To implement a Management System, you need to learn what’s required to be successful, and how to avoid common failures. A carefully planned and well executed implementation will help you avoid typical problems and greatly increase the value gained from your effort.
Six companies that had implementation failures
experienced the following impacts:
12-24 months of delays or re-work
$200,000-$1,500,000 in additional costs
Significant reduction in implementation effectiveness that frustrated Leadership and caused long-term impact and failure
SPAN is in a unique position of having intimate knowledge of many companies and their experiences implementing management systems. We are providing this business case to share our knowledge and help you avoid similar failures that others learned the hard way.
The six companies tell a compelling tale of success and failure. They are all large companies that committed significant resources to implementing a management system, but despite this, only two companies currently have a successfully implemented management system, three are only partially successful and one had a complete failure. We can't share the names and details of the companies, but we can assure you they are real and these are their stories.
All six companies had the same initial problems
Leadership lacked awareness and understanding of how the management system would benefit their company, leading to delayed commitment, initial budget cuts and timeline delays.
The companies spent too much time tweaking and over-thinking their management system framework design, which ate up valuable implementation budget, slowed momentum and put the entire implementation at risk.
Leadership were confused by multiple goals being added to the management system project such as operational excellence, safety culture, or commitments to zero incidents without first understanding how all these objectives fitted together in an integrated management system design.
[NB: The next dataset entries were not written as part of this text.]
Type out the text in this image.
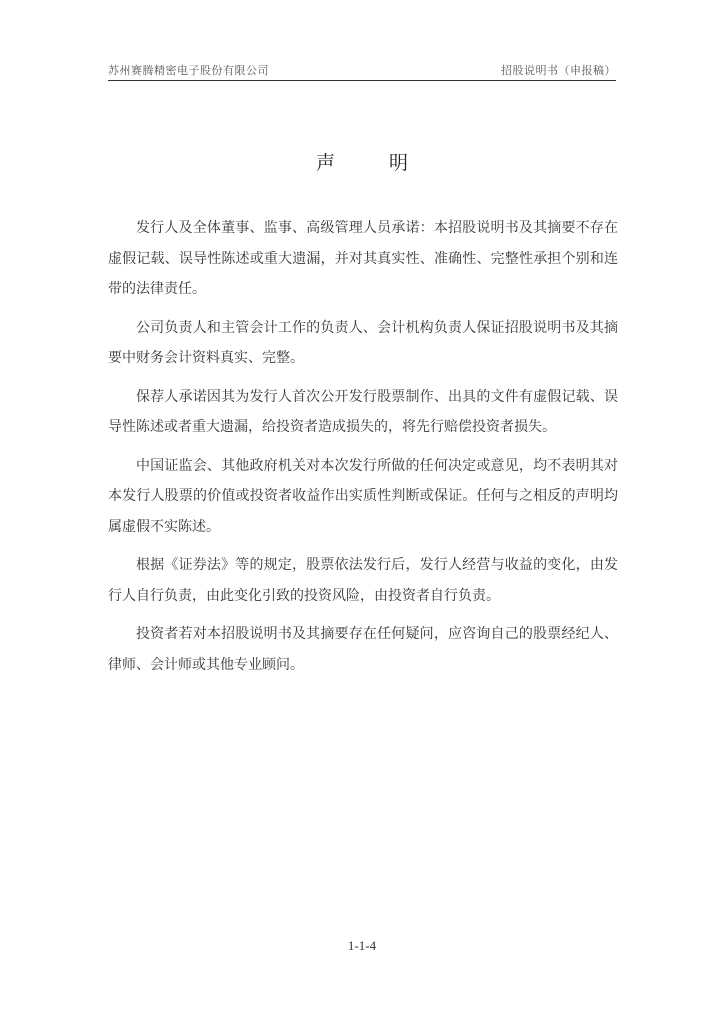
苏州赛腾精密电子股份有限公司	招股说明书（申报稿）
声 明

发行人及全体董事、监事、高级管理人员承诺：本招股说明书及其摘要不存在虚假记载、误导性陈述或重大遗漏，并对其真实性、准确性、完整性承担个别和连带的法律责任。

公司负责人和主管会计工作的负责人、会计机构负责人保证招股说明书及其摘要中财务会计资料真实、完整。

保荐人承诺因其为发行人首次公开发行股票制作、出具的文件有虚假记载、误导性陈述或者重大遗漏，给投资者造成损失的，将先行赔偿投资者损失。

中国证监会、其他政府机关对本次发行所做的任何决定或意见，均不表明其对本发行人股票的价值或投资者收益作出实质性判断或保证。任何与之相反的声明均属虚假不实陈述。

根据《证券法》等的规定，股票依法发行后，发行人经营与收益的变化，由发行人自行负责，由此变化引致的投资风险，由投资者自行负责。

投资者若对本招股说明书及其摘要存在任何疑问，应咨询自己的股票经纪人、律师、会计师或其他专业顾问。

1-1-4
Two of the companies got back on track
They identified and agreed on external regulations and standards such as API RP 1173, CER OPR and CFRs that needed to be met by the management system. As a result, they designed a framework with the necessary internal requirements to meet their needs as well as their desired culture.
The companies clearly defined leadership and employee responsibilities related to their management system, and then involved Leadership in validating the Pipeline Safety Management System framework design, further building Leadership ownership and enhancing their chance of success.
After completing well planned gap assessments, the companies developed a detailed implementation plan with communications, training and other activities clearly outlined, to provide Leadership with a clear and accurate roadmap that included timelines and budgets.
The four other companies continued to have significant problems
Four companies didn’t properly execute an organization-wide communication and training plan that is necessary to raise awareness, and support those Leaders and stakeholders responsible for management system implementation success.
Three companies didn’t undertake company-wide operational assessments that are critical to properly engage all stakeholders in the management system and enable employees to identify their own operational improvements. Opportunities to establish buy-in and solidify a culture of safety improvement were missed.
Three companies didn’t have a tool to facilitate assessments in a consistent manner and aggregate gaps and improvement actions in a secure, dependable system. Consequently, they drowned in their own data and were not capable of properly reporting the progress and performance of their management system.
Three companies didn’t have a leadership steering committee or adequate decision-making accountabilities and a system for prioritizing gaps, assigning improvement actions and holding employees accountable for success.
Three companies did not have an adequate process for integrating their improvement actions into regular company budgeting, execution and monitoring processes. A management system is not truly implemented until its continuous improvement cycle is aligned with a company's business cycle.